A web-based crawler that extracts useful data from websites using Scrapy, with a Flask interface for real-time control and display.
Manual data collection is time-consuming and error-prone. With data-driven decisions in demand, this project provides a reliable way to crawl and extract structured content through an easy-to-use interface, bridging automation with usability.
This project combines:
- Scrapy for crawling and data extraction
- Flask for user interaction
- Python threading and subprocess for smooth backend operation
It demonstrates practical applications in search engines, research, and analytics.

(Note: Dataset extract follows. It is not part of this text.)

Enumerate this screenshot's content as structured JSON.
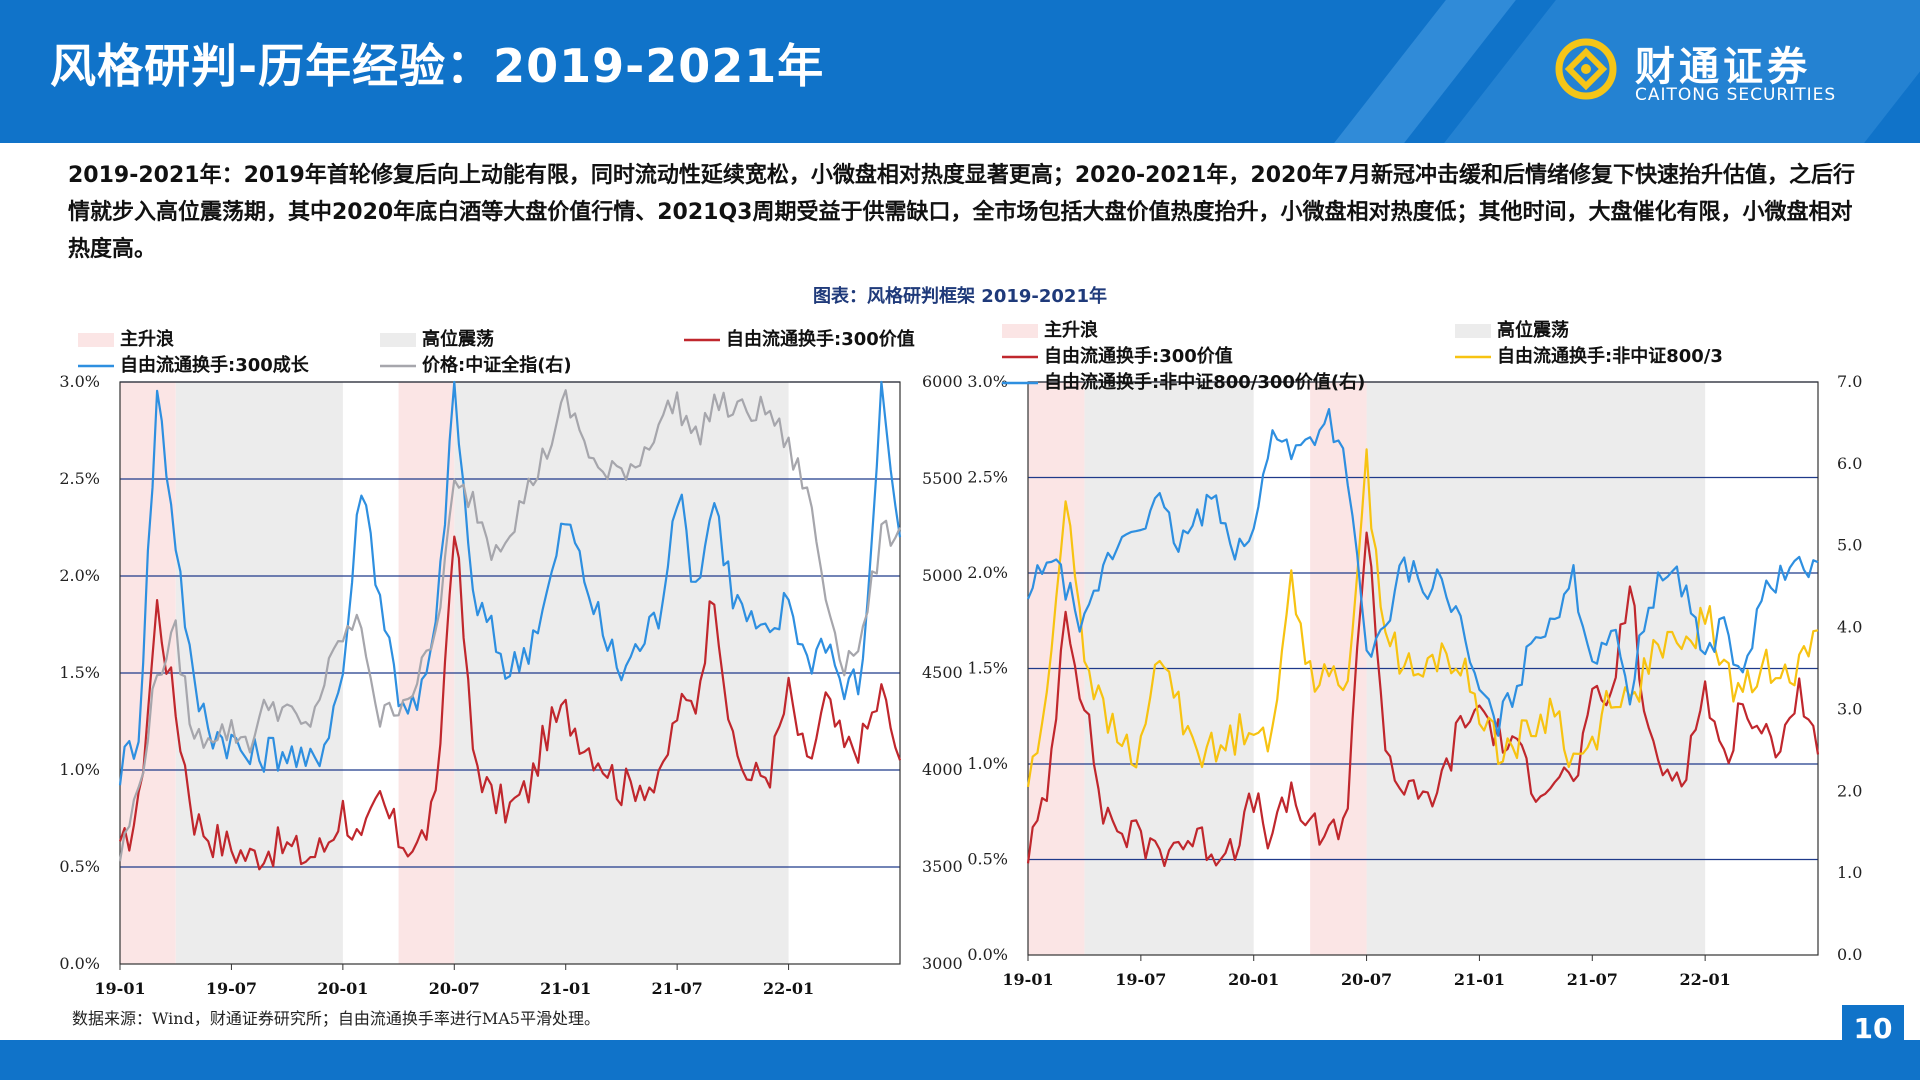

- Users input a URL in the Flask UI.
- Scrapy crawls and extracts:
- Titles, body text, links, image URLs
- Word/image counts
 
- Data is saved in JSON and shown on the web interface.
- Crawler can be started, stopped, and reset from the UI.
- Web Crawling (Scrapy) with robots.txt compliance
- Content Extraction: text, links, images
- Flask Interface: start/stop controls, real-time data view
- Threaded Execution for non-blocking performance
- Subprocess Control with safe termination
- JSON Storage with timestamps and structure
- Logging & Error Handling
- Technical: Built with open-source tools (Python, Scrapy, Flask)
- Economic: No cost; runs on standard hardware
Hardware:
- PC/Laptop
- 4GB RAM minimum
- Internet access
Software:
- Python 3.8+
- Flask
- Scrapy
- JSON viewer/editor
- Google Chrome (for testing)